The ICC tries suspects of war crimes and crimes against humanity.
Part II of a Bill to be presented before Parliament during the first meeting of the second session of the 11th Parliament, states that, “A person who, in Botswana or elsewhere commits genocide, or conspires or agrees with another person to commit genocide is liable to the penalty of having committed that crime.”
The Bill further says that: “A person who is convicted of genocide, which includes murder shall be sentenced to death, except where extenuating circumstances are proved,” says the Bill to be presented by Minister of Defence, Justice and Security, Shaw Kgathi.
The Bill outlines the offences that will be classified as crimes against humanity as widespread or a systematic attack directed against any civilian population, among them murder, enslavement, deportation or forcible transfer of a population.
“Persecution against any identifiable group or collectivity on political, racial, national, ethnic, cultural, religious, gender or other grounds that are universally recognised as impermissible under international law, in connection with any act referred to in this section or any crimes within the jurisdiction of the ICC,” says the BIl.
The Bill further describes war crimes as any offence that gravely breaches the Geneva Conventions that includes offences against persons or property protected under the convention; torture or inhuman treatment, including biological experiments, willfully causing great suffering, or serious injury to body or health.
“Extensive destruction and appropriation of property, not justified by military necessity and carried out unlawfully and wantonly,” the Bill reads.
The Bill further says that any person who contravenes the four Geneva Conventions during an armed conflict against persons who are not taking part in the conflict amounts to a war crime.

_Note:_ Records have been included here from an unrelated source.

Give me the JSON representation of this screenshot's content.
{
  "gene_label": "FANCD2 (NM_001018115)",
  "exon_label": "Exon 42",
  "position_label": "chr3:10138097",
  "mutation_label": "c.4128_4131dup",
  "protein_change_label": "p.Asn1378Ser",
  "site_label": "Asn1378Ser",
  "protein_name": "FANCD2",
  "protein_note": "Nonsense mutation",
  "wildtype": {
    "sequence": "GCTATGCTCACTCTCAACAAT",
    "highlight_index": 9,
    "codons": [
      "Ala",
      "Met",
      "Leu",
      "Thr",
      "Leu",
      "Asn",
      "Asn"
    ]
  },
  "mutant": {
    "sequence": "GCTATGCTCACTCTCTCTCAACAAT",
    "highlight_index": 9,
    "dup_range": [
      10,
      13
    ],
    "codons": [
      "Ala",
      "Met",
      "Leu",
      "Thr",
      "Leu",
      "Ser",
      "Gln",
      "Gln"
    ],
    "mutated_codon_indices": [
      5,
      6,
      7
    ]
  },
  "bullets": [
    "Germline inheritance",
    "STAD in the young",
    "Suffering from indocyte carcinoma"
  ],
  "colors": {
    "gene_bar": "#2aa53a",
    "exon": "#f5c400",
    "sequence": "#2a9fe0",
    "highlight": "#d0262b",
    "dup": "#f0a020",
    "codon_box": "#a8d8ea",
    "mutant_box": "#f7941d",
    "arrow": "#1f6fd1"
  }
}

It also protects persons who have surrendered their weapons either due to injuries or sickness.
The Bill states that no person charged with war crimes offence to use ignorance as a defence. “It shall not be a defence to an offence under this part for a person charged with the offence to plead that he or she committed the act constituting such offence pursuant to an order by a government or a superior, whether military or civilian unless the person was under legal obligation to obey the order of the government or the superior in question; the person did not know that the order was manifestly unlawful.”
The Bill cautions that a military commander or person effectively acting as a commander shall be liable of an offence committed by forces under his authority and control or failure to control his or her forces.
It says that in the event the commander fails to take all necessary and reasonable measures within his or her powers to prevent or repress the commission of a war crime shall be held liable for the offence. “A person liable under this section for an offence under this part shall, for purposes of this part, be regarded as having aided, abetted, counselled or procured the commission of that offence.” The Bill, published this week has over 100 pages.